The Biden administration has speciously deployed the race-card to trumpet so-called hate crimes that advance its agenda while turning a blind eye to hate-based attacks when doing so would be politically inconvenient.
Democrats’ recent double standard on Asian- and Jewish- based assaults offers a shining example.
President Joe Biden last week signed a bill opposing Asian hate crime, even while failing to condemn anti-Semitic violence directed toward supporters of Israel in its defensive strikes on Palestinian terrorist group Hamas.
On Thursday, Biden signed a new bill in the East Room of the White House where he thanked lawmakers for coming together to pass Asian–American hate crime legislation.
He called hate against Asian Americans “the ugly poison that has long haunted and plagued our nation,” according to an NPR report.
“My message to all of those who are hurting is: We see you and the Congress has said, we see you,” Biden said. “And we are committed to stop the hatred and the bias.”
Vice President Kamala Harris added, “Here’s the truth: Racism exists in America. Xenophobia exists in America, anti-Semitism, Islamophobia, homophobia, transphobia—it all exists. And so the work to address injustice wherever it exists remains the work ahead.”
Yet, that same standard concern appeared to be lacking when it came to addressing anti-Semitic hate speech in recent days.
A growing spate of attacks on Jewish citizens has only been exacerbated by hostile rhetoric from pro-Palestinian Squad members and other Democrat leaders, some of whom claim to be longtime supporters of Israel.
Rep.

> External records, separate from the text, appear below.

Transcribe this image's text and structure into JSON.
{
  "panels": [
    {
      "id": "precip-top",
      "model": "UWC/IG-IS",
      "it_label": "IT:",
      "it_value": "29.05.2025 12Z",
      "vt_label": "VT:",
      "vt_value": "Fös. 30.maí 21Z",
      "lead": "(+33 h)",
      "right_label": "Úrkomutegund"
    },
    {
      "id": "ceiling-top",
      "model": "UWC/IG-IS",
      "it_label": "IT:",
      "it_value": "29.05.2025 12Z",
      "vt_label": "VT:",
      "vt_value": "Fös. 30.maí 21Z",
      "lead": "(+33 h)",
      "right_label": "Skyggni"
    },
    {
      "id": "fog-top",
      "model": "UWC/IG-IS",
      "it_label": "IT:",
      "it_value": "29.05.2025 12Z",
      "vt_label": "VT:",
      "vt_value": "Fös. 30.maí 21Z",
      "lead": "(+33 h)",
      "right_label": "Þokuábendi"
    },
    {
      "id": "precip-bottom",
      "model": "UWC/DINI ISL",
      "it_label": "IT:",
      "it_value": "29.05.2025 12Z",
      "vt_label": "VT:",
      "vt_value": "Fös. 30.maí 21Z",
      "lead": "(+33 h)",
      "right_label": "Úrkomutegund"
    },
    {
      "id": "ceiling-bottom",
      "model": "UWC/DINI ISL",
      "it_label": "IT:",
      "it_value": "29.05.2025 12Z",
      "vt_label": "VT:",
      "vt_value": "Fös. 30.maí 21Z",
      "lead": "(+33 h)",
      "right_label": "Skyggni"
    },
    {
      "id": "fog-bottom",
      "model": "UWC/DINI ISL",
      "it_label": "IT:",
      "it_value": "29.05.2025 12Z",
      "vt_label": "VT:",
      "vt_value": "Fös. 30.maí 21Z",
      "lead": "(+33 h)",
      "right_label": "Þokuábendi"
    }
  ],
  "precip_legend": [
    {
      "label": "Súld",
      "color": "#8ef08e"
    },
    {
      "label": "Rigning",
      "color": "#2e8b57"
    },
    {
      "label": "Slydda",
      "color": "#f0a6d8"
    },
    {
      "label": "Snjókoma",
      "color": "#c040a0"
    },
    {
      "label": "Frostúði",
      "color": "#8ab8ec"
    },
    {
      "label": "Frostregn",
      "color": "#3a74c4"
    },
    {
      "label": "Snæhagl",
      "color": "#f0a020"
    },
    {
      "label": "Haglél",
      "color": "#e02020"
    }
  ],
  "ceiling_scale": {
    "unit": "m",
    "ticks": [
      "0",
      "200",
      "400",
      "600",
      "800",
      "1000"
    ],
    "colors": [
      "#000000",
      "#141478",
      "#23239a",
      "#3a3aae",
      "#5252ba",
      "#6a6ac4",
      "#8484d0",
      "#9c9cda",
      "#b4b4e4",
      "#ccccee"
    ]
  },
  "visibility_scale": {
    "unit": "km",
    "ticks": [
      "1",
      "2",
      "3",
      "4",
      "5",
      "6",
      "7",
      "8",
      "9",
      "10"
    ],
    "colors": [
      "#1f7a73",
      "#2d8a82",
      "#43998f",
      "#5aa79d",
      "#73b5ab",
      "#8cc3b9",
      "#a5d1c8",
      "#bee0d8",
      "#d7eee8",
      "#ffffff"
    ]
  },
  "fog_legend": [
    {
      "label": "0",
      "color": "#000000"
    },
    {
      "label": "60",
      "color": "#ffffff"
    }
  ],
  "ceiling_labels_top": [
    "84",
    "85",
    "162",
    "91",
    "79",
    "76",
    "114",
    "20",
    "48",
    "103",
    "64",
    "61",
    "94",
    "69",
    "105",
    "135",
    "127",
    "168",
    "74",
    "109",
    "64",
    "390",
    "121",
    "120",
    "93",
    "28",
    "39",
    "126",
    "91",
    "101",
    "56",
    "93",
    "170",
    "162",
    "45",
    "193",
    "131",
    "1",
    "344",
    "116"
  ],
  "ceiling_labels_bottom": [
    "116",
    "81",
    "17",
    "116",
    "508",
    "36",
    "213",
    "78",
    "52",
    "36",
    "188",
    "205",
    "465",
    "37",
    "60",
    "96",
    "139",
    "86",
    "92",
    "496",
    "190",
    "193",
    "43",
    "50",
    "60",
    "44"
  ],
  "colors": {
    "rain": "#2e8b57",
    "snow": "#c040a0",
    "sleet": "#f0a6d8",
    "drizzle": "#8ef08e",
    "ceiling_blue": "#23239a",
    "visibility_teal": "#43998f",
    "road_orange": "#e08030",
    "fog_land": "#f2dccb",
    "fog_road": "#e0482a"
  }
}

Rashida Tlaib, D-Mich., reportedly confronted Biden on a tarmac in Michigan, telling him, “The U.S. can’t continue to give the right-wing Netanyahu government billions of dollars to commit crimes against the Palestinians.”
White House Press Secretary Jen Psaki subsequently appeared to show support for Tlaib when responding to a reporter’s question on Friday.
“Certainly, [Biden] understands that there are a range of viewpoints as it relates to the conflict in the Middle East, which we were in the heat of over the last several days,” Psaki hedged.
“And he felt it was important to have a discussion with her on the tarmac so he could convey his point of view, certainly hear hers, and—you know, he’ll look forward to continuing to engage moving forward,” she added.
Other powerful Democrats have also blamed Israel for the surge in hostilities, even after the nation brokered several historic peace deals during the Trump administration.
“The United States should not be rubber-stamping weapons sales to the Israeli government as they deploy our resources to target international media outlets, schools, hospitals, humanitarian missions and civilian sites for bombing. We have a responsibility to protect human rights,” Rep. Alexandria Ocasio–Cortez tweeted on Wednesday.
The United States should not be rubber-stamping weapons sales to the Israeli government as they deploy our resources to target international media outlets, schools, hospitals, humanitarian missions and civilian sites for bombing.
We have a responsibility to protect human rights. https://t.co/OctBNYFpwp
— Alexandria Ocasio-Cortez (@AOC) May 19, 2021
She failed to mention Israel had been targeted by more than 4,000 rockets on civilian targets.
Tlaib tweeted on Friday, “Is this what a ceasefire looks like? The Israeli apartheid government has no shame.” She linked a video of Israeli forces responding to violence in the area.
Is this what a ceasefire looks like?
The Israeli apartheid government has no shame. https://t.co/Row3thUuSE
— Rashida Tlaib (@RashidaTlaib) May 21, 2021
Over the weekend, Biden finally spoke out against anti-Semitism.
Squad members followed suit, though none apologized for past comments against Israel or the Jewish people.
Ocasio–Cortez tweeted in response to American anti-Semitic attacks last week, “There is no room for anti-semitism in the movement for Palestinian liberation. Our critique is of Israel and their human rights abuses. This is not an excuse for anti-semitic hate crimes.”
Yet some Jewish advocates see the response as too little, too late.
Seffi Kogan, the global director of young leadership at the American Jewish Committee, noted that AOC’s half-hearted retraction came from an account with a smaller audience than her original Israel-bashing tweet.
“While anti-Zionist gangs beat up Jews in her city, Rep. Alexandria Ocasio-Cortez was providing a quasi-intellectual basis for their actions, defaming Israel as an apartheid state employing indiscriminate force in what she seems to think is a capricious quest to murder as many Palestinian children as possible, instead of a highly restrained military operation tightly targeted on terrorists,” Kogan wrote in an op-ed for Newsweek.
“Rep. Ocasio-Cortez didn’t call for violence, but she carved out an area of respectability for a certain type of anti-Semitism, and others were only too happy to rush in, fists flying,” Kogan added.
Headline USA’s Ben Sellers contributed to this report.